BONNSAI: correlated stellar observables in Bayesian methods

TL;DR

This paper introduces an improved Bayesian method, BONNSAI, that incorporates correlations between stellar observables using a covariance matrix, leading to more accurate and reliable stellar parameter estimations.

Contribution

It develops a new parametrization of the covariance matrix for Bayesian inference, accounting for correlations even with limited information, enhancing the robustness of stellar parameter estimation.

Findings

Neglecting correlations biases stellar parameter estimates.

Including correlations improves the accuracy of mass and age determinations.

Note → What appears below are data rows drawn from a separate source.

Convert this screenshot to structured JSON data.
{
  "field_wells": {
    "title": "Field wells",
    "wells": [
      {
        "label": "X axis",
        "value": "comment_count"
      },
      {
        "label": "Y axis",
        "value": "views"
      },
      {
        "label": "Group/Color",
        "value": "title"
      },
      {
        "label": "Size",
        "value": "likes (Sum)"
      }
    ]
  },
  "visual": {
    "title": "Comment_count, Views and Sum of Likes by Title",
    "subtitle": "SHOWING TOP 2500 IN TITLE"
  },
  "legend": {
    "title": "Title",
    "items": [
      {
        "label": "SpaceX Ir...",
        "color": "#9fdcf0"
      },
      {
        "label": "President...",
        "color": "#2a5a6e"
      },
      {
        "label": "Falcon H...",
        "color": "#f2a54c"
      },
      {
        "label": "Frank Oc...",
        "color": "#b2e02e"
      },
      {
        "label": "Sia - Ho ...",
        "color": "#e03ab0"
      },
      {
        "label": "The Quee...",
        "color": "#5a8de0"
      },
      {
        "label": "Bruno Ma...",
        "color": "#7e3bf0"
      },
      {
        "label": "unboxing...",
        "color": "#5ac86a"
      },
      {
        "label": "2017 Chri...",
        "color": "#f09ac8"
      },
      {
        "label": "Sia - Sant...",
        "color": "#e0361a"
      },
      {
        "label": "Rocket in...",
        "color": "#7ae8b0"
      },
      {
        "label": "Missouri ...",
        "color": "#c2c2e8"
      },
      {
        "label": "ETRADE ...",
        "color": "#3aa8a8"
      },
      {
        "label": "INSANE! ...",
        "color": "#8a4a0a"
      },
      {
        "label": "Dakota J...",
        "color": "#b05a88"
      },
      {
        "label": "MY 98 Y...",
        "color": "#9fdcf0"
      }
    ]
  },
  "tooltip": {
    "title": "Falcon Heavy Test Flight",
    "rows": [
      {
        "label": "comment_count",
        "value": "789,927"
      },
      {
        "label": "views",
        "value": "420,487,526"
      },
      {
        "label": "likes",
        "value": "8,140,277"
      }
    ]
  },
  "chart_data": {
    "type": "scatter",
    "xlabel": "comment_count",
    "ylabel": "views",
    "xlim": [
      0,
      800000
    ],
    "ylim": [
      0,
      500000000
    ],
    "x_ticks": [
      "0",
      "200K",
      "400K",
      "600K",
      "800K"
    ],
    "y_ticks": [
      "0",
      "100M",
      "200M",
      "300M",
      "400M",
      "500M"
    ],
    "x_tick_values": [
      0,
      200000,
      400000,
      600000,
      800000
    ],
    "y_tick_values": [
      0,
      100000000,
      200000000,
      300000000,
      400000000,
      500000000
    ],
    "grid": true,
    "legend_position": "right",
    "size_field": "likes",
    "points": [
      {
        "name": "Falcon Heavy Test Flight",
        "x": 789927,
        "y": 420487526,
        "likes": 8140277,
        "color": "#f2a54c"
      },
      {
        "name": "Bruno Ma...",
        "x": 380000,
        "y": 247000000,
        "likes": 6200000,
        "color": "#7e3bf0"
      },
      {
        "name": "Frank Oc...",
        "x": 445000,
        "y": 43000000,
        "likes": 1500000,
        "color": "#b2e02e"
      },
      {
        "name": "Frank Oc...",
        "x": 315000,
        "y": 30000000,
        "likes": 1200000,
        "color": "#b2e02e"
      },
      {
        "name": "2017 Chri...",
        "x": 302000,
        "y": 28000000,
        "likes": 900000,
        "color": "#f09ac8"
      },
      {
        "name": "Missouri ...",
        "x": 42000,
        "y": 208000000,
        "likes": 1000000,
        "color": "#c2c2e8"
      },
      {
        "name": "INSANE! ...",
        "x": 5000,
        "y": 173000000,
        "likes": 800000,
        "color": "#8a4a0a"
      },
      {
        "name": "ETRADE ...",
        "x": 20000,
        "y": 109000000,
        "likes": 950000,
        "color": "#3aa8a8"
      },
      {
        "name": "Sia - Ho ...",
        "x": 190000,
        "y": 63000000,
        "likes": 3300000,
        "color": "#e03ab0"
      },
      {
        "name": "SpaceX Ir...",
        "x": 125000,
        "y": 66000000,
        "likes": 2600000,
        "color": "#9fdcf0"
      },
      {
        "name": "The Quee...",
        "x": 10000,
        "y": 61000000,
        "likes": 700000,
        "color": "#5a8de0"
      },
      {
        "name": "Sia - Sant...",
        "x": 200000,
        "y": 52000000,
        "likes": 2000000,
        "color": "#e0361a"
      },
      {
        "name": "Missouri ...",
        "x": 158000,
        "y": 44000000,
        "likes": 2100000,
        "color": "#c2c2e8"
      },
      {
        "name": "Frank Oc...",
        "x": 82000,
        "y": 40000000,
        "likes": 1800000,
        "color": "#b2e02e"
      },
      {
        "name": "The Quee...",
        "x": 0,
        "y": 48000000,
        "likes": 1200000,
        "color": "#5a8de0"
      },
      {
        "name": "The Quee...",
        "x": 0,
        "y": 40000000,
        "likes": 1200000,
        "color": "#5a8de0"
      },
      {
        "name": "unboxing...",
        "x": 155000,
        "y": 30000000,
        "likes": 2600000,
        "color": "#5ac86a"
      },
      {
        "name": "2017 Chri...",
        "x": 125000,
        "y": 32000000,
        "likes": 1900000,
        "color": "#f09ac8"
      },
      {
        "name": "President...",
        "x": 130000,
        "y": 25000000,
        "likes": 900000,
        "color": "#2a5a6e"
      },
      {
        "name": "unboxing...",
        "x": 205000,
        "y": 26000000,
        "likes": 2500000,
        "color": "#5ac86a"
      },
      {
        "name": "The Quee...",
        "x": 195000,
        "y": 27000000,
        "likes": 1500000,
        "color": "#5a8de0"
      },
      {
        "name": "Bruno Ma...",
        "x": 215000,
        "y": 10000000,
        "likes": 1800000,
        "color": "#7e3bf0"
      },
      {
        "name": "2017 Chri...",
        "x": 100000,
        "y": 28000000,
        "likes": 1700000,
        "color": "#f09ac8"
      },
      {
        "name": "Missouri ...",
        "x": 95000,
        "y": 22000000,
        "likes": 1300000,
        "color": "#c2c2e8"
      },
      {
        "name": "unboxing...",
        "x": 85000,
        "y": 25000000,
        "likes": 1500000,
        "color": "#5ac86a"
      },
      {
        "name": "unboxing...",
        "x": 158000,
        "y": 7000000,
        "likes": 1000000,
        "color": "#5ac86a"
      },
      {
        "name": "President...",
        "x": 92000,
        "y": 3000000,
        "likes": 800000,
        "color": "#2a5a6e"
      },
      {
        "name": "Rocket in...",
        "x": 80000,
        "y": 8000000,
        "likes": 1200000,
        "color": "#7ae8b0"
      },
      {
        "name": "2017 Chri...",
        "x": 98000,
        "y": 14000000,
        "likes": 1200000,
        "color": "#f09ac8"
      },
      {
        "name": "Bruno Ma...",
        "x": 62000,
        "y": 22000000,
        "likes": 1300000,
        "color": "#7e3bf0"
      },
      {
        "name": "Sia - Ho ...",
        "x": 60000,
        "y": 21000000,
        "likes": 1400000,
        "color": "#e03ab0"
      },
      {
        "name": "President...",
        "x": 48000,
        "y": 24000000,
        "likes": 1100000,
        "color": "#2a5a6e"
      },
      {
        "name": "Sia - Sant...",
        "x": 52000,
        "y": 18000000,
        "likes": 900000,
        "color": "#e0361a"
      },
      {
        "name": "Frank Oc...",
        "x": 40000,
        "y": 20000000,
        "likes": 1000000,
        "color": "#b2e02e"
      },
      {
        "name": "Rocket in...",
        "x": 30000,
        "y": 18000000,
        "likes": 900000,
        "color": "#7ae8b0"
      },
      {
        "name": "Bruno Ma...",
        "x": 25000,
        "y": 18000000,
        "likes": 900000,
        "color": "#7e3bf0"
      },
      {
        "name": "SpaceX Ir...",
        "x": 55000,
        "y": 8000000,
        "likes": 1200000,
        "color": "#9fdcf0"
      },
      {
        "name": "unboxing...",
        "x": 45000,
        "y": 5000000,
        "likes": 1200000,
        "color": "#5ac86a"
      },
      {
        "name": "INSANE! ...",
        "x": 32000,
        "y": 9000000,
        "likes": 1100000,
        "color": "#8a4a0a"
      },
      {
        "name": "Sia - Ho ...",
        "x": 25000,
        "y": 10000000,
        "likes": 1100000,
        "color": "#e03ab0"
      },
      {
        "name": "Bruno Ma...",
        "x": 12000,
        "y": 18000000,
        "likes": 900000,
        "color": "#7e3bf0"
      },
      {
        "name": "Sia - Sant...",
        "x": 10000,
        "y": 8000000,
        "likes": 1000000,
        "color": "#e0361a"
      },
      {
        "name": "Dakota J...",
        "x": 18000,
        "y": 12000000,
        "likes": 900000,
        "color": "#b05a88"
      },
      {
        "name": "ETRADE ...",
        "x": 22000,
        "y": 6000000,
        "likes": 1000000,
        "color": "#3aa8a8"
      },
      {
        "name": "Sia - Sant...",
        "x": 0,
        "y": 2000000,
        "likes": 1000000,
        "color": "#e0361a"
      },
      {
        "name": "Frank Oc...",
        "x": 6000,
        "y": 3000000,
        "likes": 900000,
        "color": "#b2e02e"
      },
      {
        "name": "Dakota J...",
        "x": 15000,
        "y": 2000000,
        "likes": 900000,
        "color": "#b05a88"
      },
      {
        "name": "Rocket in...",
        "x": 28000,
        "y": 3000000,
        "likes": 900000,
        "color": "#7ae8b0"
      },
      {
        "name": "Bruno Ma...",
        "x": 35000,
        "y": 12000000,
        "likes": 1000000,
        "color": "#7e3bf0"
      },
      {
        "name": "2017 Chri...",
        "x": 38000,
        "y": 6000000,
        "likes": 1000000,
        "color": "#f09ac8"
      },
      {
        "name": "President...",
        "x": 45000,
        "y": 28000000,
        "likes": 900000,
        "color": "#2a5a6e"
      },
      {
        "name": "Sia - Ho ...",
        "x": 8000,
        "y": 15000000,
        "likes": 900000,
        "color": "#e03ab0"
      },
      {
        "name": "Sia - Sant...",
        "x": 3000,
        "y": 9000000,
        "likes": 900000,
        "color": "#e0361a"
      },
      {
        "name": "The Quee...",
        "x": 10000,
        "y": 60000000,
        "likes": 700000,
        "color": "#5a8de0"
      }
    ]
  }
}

Masses can be underestimated by 0.5σ when ignoring correlations.

Abstract

In an era of large spectroscopic surveys of stars and big data, sophisticated statistical methods become more and more important in order to infer fundamental stellar parameters such as mass and age. Bayesian techniques are powerful methods because they can match all available observables simultaneously to stellar models while taking prior knowledge properly into account. However, in most cases it is assumed that observables are uncorrelated which is generally not the case. Here, we include correlations in the Bayesian code BONNSAI by incorporating the covariance matrix in the likelihood function. We derive a parametrisation of the covariance matrix that, in addition to classical uncertainties, only requires the specification of a correlation parameter that describes how observables co-vary. Our correlation parameter depends purely on the method with which observables have been determined and can be analytically derived in some cases. This approach therefore has the advantage that correlations can be accounted for even if information for them are not available in specific cases but are known in general. Because the new likelihood model is a better approximation of the data, the reliability and robustness of the inferred parameters are improved. We find that neglecting correlations biases the most likely values of inferred stellar parameters and affects the precision with which these parameters can be determined. For example, we apply our technique to massive OB stars, but emphasise that it is valid for any type of stars. For effective temperatures and surface gravities determined from atmosphere modelling, we find that masses can be underestimated on average by $0.5\sigma$ and mass uncertainties overestimated by a factor of about 2 when neglecting correlations. At the same time, the age precisions are underestimated over a wide range of stellar parameters. [abridged]